Percaya atau tidak, apabila terjadi suatu peristiwa tidak mengenakkan di keramaian, we’re less likely will be helped by others. Loh kok bisa? padahal ketika terdapat peristiwa tidak bermoral di keramaian, nurani atau tanggungjawab untuk ikut membantu muncul di salah satu atau salah banyak lautan manusia itu kan? Lagipula bukannya manusia makhluk sosial? Faktanya, semakin ramai, tiap individu dalam keramaian akan mengalami masa disfungsi sosial, mengalami penurunan tanggungjawab, yang bertentangan dengan fungsi sosial manusia. Rekan-rekan sekalian, mari kita sambut “Bystander Effect”.
Secara singkat, Bystander Effect adalah peristiwa psikologi sosial absensi bantuan dalam situasi seseorang membutuhkan pertolongan dengan landasan pemikiran bahwa individu lain di luar individu tersebut akan membantu orang tersebut, namun pada akhirnya tidak ada ada bantuan yang muncul. Dalam kasus pemalakan di bus atau metro mini, Bystander Effect kemungkinan besar dapat terjadi dikarenakan banyaknya individu yang terlibat sebagai bagian dari crowd atau keramaian. Bystander Effect sendiri memiliki arti harafiah secara Bahasa Indonesia sebagai “Efek Pengamat”. Yang mana dalam kondisi tersebut, tiap individu di keramaian lebih condong untuk menjadi pengamat terhadap peristiwa yang membutuhkan pertolongan.
Lantas, apa penyebab dari Bystander Effect?
Terdapat dua alasan utama terjadinya Bystander Effect. Pertama adalah Difusi tanggungjawab. Kehadiran orang lain menciptakan difusi tanggung jawab, suatu kondisi di mana terjadi pembauran tanggung jawab individu menjadi tanggungjawab bersama (pengamat lainnya). Karena ada pengamat lain, individu tidak merasakan banyak tekanan untuk mengambil tindakan.
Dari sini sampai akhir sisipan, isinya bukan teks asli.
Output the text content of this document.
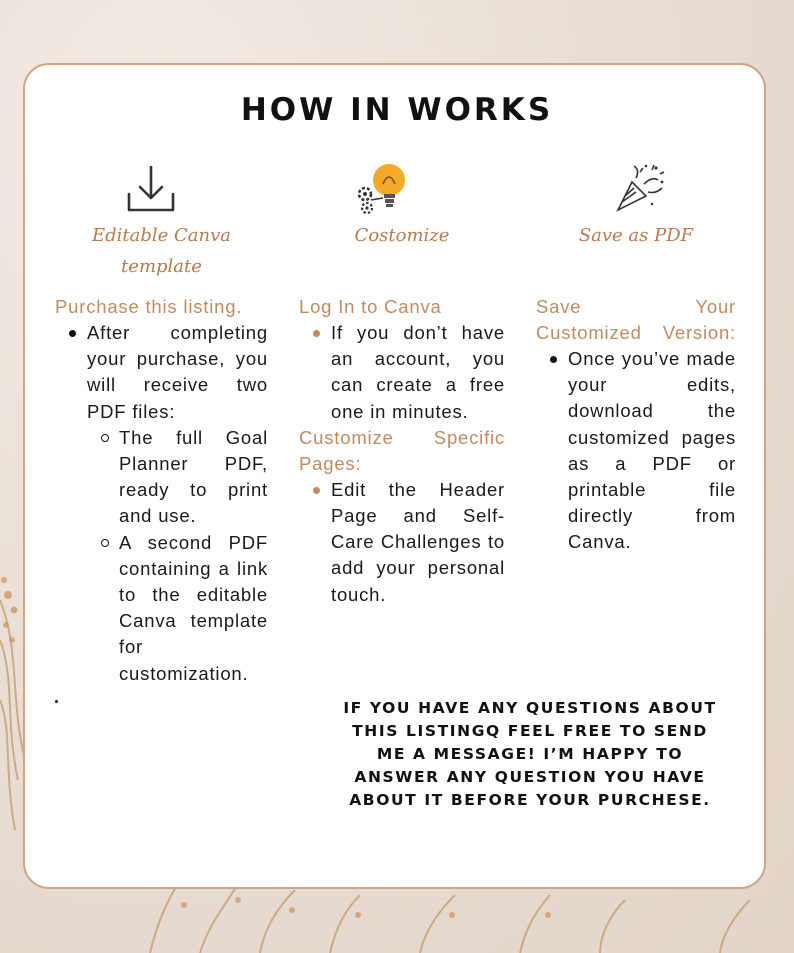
HOW IN WORKS
Editable Canva
template

Purchase this listing.

After completing your purchase, you will receive two PDF files:
The full Goal Planner PDF, ready to print and use.
A second PDF containing a link to the editable Canva template for customization.
Costomize

Log In to Canva

If you don’t have an account, you can create a free one in minutes.

Customize Specific Pages:

Edit the Header Page and Self-Care Challenges to add your personal touch.
Save as PDF

Save Your Customized Version:

Once you’ve made your edits, download the customized pages as a PDF or printable file directly from Canva.
IF YOU HAVE ANY QUESTIONS ABOUT THIS LISTINGQ FEEL FREE TO SEND ME A MESSAGE! I’M HAPPY TO ANSWER ANY QUESTION YOU HAVE ABOUT IT BEFORE YOUR PURCHESE.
Tanggung jawab untuk bertindak dianggap dibagi di antara semua yang hadir.
Kedua adalah pengamat yang terlalu melihat situasi sehingga mengabaikan pengambilan tindakan secara tanggap. Kenapa pengamat melihat situasi terlalu mendalam dan lama sehingga mengabaikan pemberian bantuan secara tanggap? Hal ini dikarenakan terdapat kebutuhan untuk berperilaku dengan cara yang benar sesuai dengan norma sosial yang ada agar dapat diterima secara sosial. Ketika pengamat lain gagal bereaksi, individu sering menganggap ini sebagai sinyal bahwa respons dari dirinya tidak diperlukan atau tidak sesuai.
“Wah apakah Bystander Effect ini suatu keniscayaan? Maksudnya saya sendiri takut apabila berada dalam posisi seseorang yang memerlukan bantuan namun tidak ada yang menolong”
Dalam hal ini, terdapat beberapa tips dan langkah untuk mereduksi adanya Bystander Effect, di antaranya:
- Apabila anda merupakan seseorang yang memerlukan bantuan dan terdapat dalam kondisi Bystander Effect, cobalah untuk menunjuk satu orang untuk membantu sebagai trigger penghilangan difusi sosial. Hal ini juga berpotensi membuat individu lain bergerak membantu.
- Menumbuhkan insiatif untuk membantu, apabila situasi yang dihadapi memerlukan bantuan professional seperti ambulans atau pemadam kebakaran, berinisiatiflah untuk menghubungi seseorang yang professional dalam menghadapi situasi khusus tersebut.
- Berusaha tetap memberikan respons membantu, karena Bystander Effect ini layaknya kartu domino, apabila terdapat seseorang yang berani untuk memberikan bantuan, maka kemungkinan besar individu lain terpancing untuk melakukan hal yang sama.
- Menumbuhkan rasa empati dan simpati dalam diri sendiri, serta sarankan orang lain untuk melakukan hal yang sama. Bystander Effect dapat didobrak dengan kesadaran adanya nurani yang harus mendengarkan pertolongan individu lain.